Anyone tuning in could be forgiven for thinking that McCulloch was actually speaking for the defense.

Potentially, it could have something to do with McCulloch’s father, mother, brother, uncle, and cousin all working for the St. Louis Police Department. Imagine if a case involving a company came before a judge whose entire family worked for that company: if the judge did not recuse himself, it would be grounds for his removal from the bench. Consider also that McCulloch is the present president of The BackStoppers, an organization that funds families of police officers killed or wounded in the line of duty. Of itself, this could be noble work—but McCulloch has been charged by the voters of St. Louis County with pursuing justice, and that means avoiding conflicts of interest or the appearance of partiality.

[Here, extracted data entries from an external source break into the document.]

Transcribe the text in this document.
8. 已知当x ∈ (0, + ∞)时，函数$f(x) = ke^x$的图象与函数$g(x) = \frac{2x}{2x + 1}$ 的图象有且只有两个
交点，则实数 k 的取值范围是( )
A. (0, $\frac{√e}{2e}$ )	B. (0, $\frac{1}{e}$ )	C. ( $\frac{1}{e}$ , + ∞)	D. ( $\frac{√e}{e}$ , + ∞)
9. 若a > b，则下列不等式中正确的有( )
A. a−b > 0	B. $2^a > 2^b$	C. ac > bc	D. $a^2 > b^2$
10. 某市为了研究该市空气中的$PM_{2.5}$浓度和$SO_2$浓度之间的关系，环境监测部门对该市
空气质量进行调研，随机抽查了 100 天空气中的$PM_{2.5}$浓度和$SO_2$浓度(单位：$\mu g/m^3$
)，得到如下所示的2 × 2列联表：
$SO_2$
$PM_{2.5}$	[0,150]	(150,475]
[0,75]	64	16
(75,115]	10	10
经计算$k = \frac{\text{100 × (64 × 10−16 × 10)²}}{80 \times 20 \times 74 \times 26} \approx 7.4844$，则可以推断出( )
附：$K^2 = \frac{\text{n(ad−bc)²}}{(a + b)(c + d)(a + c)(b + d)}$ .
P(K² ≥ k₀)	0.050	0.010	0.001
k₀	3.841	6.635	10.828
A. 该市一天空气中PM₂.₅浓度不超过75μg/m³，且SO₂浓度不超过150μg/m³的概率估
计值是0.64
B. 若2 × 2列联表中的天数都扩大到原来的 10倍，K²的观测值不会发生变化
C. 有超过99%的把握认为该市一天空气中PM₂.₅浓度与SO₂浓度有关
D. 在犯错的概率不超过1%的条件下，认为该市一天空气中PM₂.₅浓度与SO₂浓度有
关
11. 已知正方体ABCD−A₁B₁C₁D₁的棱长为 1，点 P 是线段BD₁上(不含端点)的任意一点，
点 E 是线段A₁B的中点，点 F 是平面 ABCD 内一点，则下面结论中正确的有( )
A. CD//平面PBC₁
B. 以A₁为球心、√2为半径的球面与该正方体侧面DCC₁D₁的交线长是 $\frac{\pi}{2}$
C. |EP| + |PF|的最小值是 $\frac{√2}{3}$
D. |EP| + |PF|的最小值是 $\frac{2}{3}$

Given his family history, his record of performance on the job, his daily work alongside officers, even his statement that he became a prosecutor because, having lost a leg to cancer as a child, he couldn’t become a cop—one can understand why there were questions raised about his sincerity in presenting this case to the grand jury. And it can definitely help explain why to many, including at least one former prosecutor, it looked like McCulloch had no interest in bringing a case at all.

But instead of recusing himself, McCulloch stayed on, up to the point of calling an inexplicably late press conference to mug for the cameras and urge for “calm” while the Ferguson PD rolled out all the military surplus gear they’ve acquired over the past decade: a troop carrier, sound cannons, riot armor, automatic rifles, and a seemingly endless supply of flashbang grenades and tear gas. (In more typically vapid rhetorical territory, President Obama took center stage soon after to say absolutely nothing whatsoever of substance, while scenes of gassed protestors played alongside him.)

One can entertain reasonable doubts about what happened in the meeting between Wilson and Brown. One could even believe, after considering the evidence as the grand jury supposedly did (in proceedings that cannot be disclosed, by a vote that they are legally obligated to conceal), that Officer Wilson was justified in shooting Michael Brown at least six times. But I struggle to imagine any circumstance under which one could find it appropriate that Robert McCulloch was wielding that authority and giving that speech last night. Because he was, we got the rare spectacle of an American public figure neither leaning on clich├ęs nor bumbling his lines. No: he communicated, at length, exactly what he meant to say.